East End / Aspirate

Dreaming is like swimming. In the morning I come up for air. Catch breath. Whatever we experienced in the dream world, close, something I could reach back into. Real: you taught me words that now sound slowly in my head, like a poem. Pohenegamook, Alagash, Madawaska. That place, home for you, bore such an imprint, as if your growing up, childhood, what was in your bones became part of me. The green, so many greens you had told me. Different because of the black. All the time we knew each other this pressing on my thorax.

Your weather I had never known. So much about your life was other, set far apart from my experience and easy to incorporate into a cinematic story-filled place. A narrative I had written for decades of what was on the other side. All of my concrete and oceans and movies and malls and coyotes and absence next to your woods, peat bogs, lakes and a family that made things with their hands. Horses outside your window. A circle of people who could hold you. Caribou. Thirty-seven degrees below zero and the weight of the cold in my compromised lungs. Icicles on your mustache. I realize now it’s been so long since I knew who you saw when you looked at me. Unrecognized. Can eyeballs actually freeze?

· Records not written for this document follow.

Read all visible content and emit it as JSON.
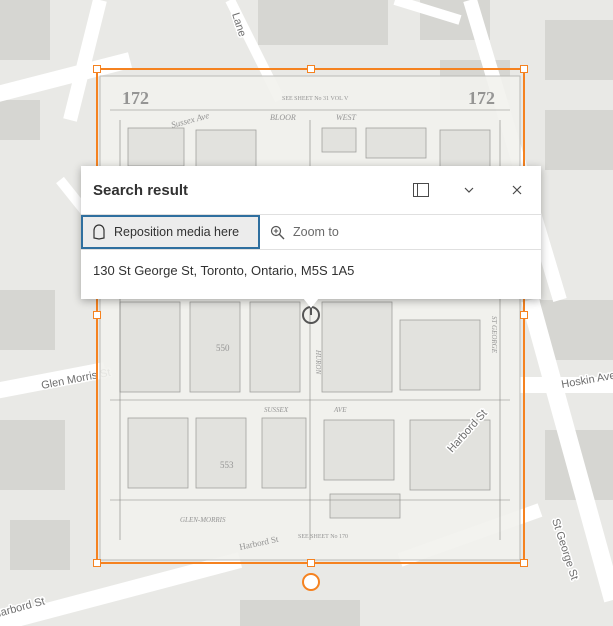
{
  "popup": {
    "title": "Search result",
    "reposition_label": "Reposition media here",
    "zoom_label": "Zoom to",
    "address": "130 St George St, Toronto, Ontario, M5S 1A5"
  },
  "map": {
    "streets": {
      "lane": "Lane",
      "glen_morris": "Glen Morris St",
      "hoskin": "Hoskin Ave",
      "st_george": "St George St",
      "harbord_bottom": "Harbord St",
      "harbord_top": "Harbord St"
    },
    "sheet": {
      "number_left": "172",
      "number_right": "172",
      "see_sheet_top": "SEE SHEET No 31 VOL V",
      "bloor": "BLOOR",
      "west": "WEST",
      "sussex_ave": "Sussex Ave",
      "sussex": "SUSSEX",
      "ave": "AVE",
      "huron": "HURON",
      "glen_morris": "GLEN-MORRIS",
      "st_george": "ST GEORGE",
      "see_sheet_bottom": "SEE SHEET No 170",
      "block_550": "550",
      "block_553": "553",
      "harbord_st": "Harbord St"
    }
  },
  "colors": {
    "accent": "#f58220",
    "focus": "#2f6f9f",
    "map_bg": "#e9e9e6",
    "building": "#d6d6d2",
    "road": "#ffffff"
  }
}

We had no place. You followed me and arrived hating, growing it across miles and pinching your heart. Shut. You kept it up, making me invisible, crossing out many days with crude hatch marks. My hopeful eyes too shiny when you lied. Alone with you next to me, the yellow shape of your body stained onto my sheets. Hollow. I waited a long time for your joy. Your squinted eyes into the sun and only a memory of your laugh or desire. At one time: open.

The horror of the night comes back so readily. All your words to ash in an instant. Your tears at the end, my body crumbling down the wall in the kitchen, the diesel engine leaving. After you said it, you said it wasn’t okay for you to sleep here any longer. Sound of a branch cracking, the many pieces of something like porcelain shattered against stone, images of falling from great heights. Flashes of blinding hospital lights. Oh, the emergency. Th e pain sharp and just as cutting this morning as then. Electric. I had worked so hard to find faith. One that trusted we wouldn’t be taken under by our human errors and fragility wasn’t the right kind, I guess. Faith is also something I wasn’t taught that I think you were. A place where our constitutions diff er. My world was a floating world where I learned to always anticipate, to never fall into something soft, one where alone really meant alone.

How are you doing? is a simple enough thing to ask. The answer could be never-ending, somewhat epic and eternal. It grows. I would like to sit with you outside at night next to a fire and have you see me, is how I want to answer. I have involuntarily been moved away from familiar. Truth gem vaporized and erased. Pages written, the jug of tear; it’s the dreams I wish I could hand over. Give them to you, so you come up in mornings, wet and gasping. Shocked into light by dream laughter colliding with real laughter or the psychic knowledge of betrayal recognized. Fist gut. Leaden. The illuminated room so different from where you thought you were. The presence of I no longer know you.